In the top of the sixth Betts guaranteed the outcome and drove Biagini from the game with his second round-tripper, following yet another opposite-field single by Marrero, which extended the Boston lead to 7-1. Aaron Loup came in to finish up the inning, but once again it was too late: the horse was long gone.

Any remote hope of the Jays mounting a comeback went on life support in the bottom of the sixth when Smoak, continuing to hit the ball hard regardless of his team-mates fecklessness, hit a one-out double to left centre, only to have Morales fan and Tulowitzki ground out weakly to second.
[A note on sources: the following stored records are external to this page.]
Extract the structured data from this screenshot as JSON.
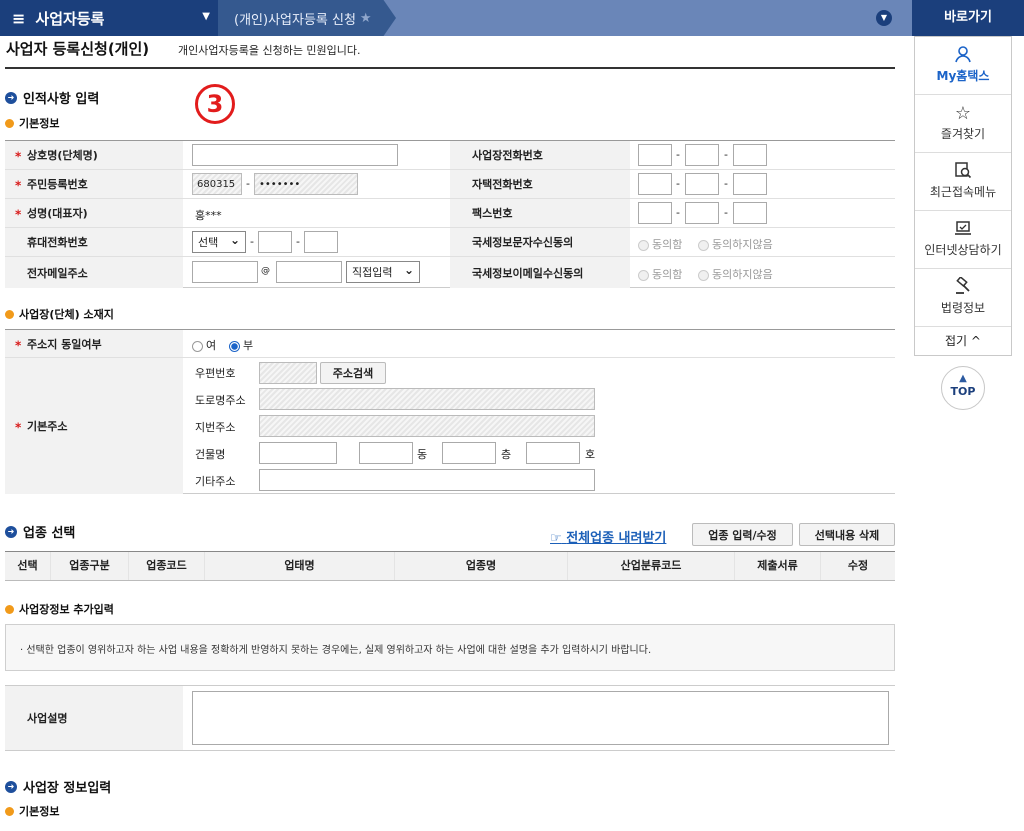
{
  "nav": {
    "menu_label": "사업자등록",
    "breadcrumb": "(개인)사업자등록 신청",
    "quick_title": "바로가기"
  },
  "quick_menu": [
    {
      "label": "My홈택스"
    },
    {
      "label": "즐겨찾기"
    },
    {
      "label": "최근접속메뉴"
    },
    {
      "label": "인터넷상담하기"
    },
    {
      "label": "법령정보"
    }
  ],
  "quick_fold": "접기 ^",
  "top_button": "TOP",
  "page": {
    "title": "사업자 등록신청(개인)",
    "subtitle": "개인사업자등록을 신청하는 민원입니다.",
    "step": "3"
  },
  "personal": {
    "section": "인적사항 입력",
    "sub": "기본정보",
    "name_label": "상호명(단체명)",
    "rrn_label": "주민등록번호",
    "rrn_front": "680315",
    "rrn_back": "•••••••",
    "rep_label": "성명(대표자)",
    "rep_value": "홍***",
    "mobile_label": "휴대전화번호",
    "mobile_select": "선택",
    "email_label": "전자메일주소",
    "email_at": "@",
    "email_select": "직접입력",
    "biz_phone_label": "사업장전화번호",
    "home_phone_label": "자택전화번호",
    "fax_label": "팩스번호",
    "sms_label": "국세정보문자수신동의",
    "email_consent_label": "국세정보이메일수신동의",
    "agree": "동의함",
    "disagree": "동의하지않음"
  },
  "location": {
    "sub": "사업장(단체) 소재지",
    "same_label": "주소지 동일여부",
    "yes": "여",
    "no": "부",
    "addr_label": "기본주소",
    "zip_label": "우편번호",
    "search_btn": "주소검색",
    "road_label": "도로명주소",
    "lot_label": "지번주소",
    "bldg_label": "건물명",
    "dong": "동",
    "floor": "층",
    "ho": "호",
    "etc_label": "기타주소"
  },
  "industry": {
    "section": "업종 선택",
    "download": "전체업종 내려받기",
    "edit_btn": "업종 입력/수정",
    "delete_btn": "선택내용 삭제",
    "columns": [
      "선택",
      "업종구분",
      "업종코드",
      "업태명",
      "업종명",
      "산업분류코드",
      "제출서류",
      "수정"
    ]
  },
  "extra": {
    "sub": "사업장정보 추가입력",
    "notice": "· 선택한 업종이 영위하고자 하는 사업 내용을 정확하게 반영하지 못하는 경우에는, 실제 영위하고자 하는 사업에 대한 설명을 추가 입력하시기 바랍니다.",
    "desc_label": "사업설명"
  },
  "business": {
    "section": "사업장 정보입력",
    "sub": "기본정보"
  }
}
With the help of Glenn Sparkman, on for the second time in the series against Boston, the Sox finally pulled the plug on the hapless Jays by ringing up eight more add-on runs to make the game a bizarre sort of joke. Sparkman only managed one out and gave up seven runs on seven hits. But, to be at least a little fair, I kept track, and six of the seven hits off Sparkman were to the opposite field, and even the two-run job by Hanley Ramirez off Jeff Beliveau went out to right, not to mention a following base hit by Bradley to left that didn’t enter into the scoring. You know you’ve had it when the opposition scores eight runs on nine hits in one inning, and only one hit, a single to centre by Mookie Betts, did not go the wrong way.

For some strange reason my game notes don’t exist for the last two innings of this one. Maybe I just lost interest. D’ja think?

After the Sox put Friday night’s game away with three runs in the top of the eleventh, the cumulative score for the next two games was, if you’ve got the stomach for it, 22-2. The hit totals were—wait for it—33-11. Oh, but each team had only one error. That’s because you couldn’t really charge errors on all the bloopers hit by Red Sox batters that bounced away from frantically charging Jays’ outfielders.

Though it’s not likely that Boston was very happy to leave the friendly confines of the TV Dome, there’s no doubt the Jays were happy to get out of town, if only to find a dark, quite place to lick their wounds, and contemplate the disaster their season may be becoming.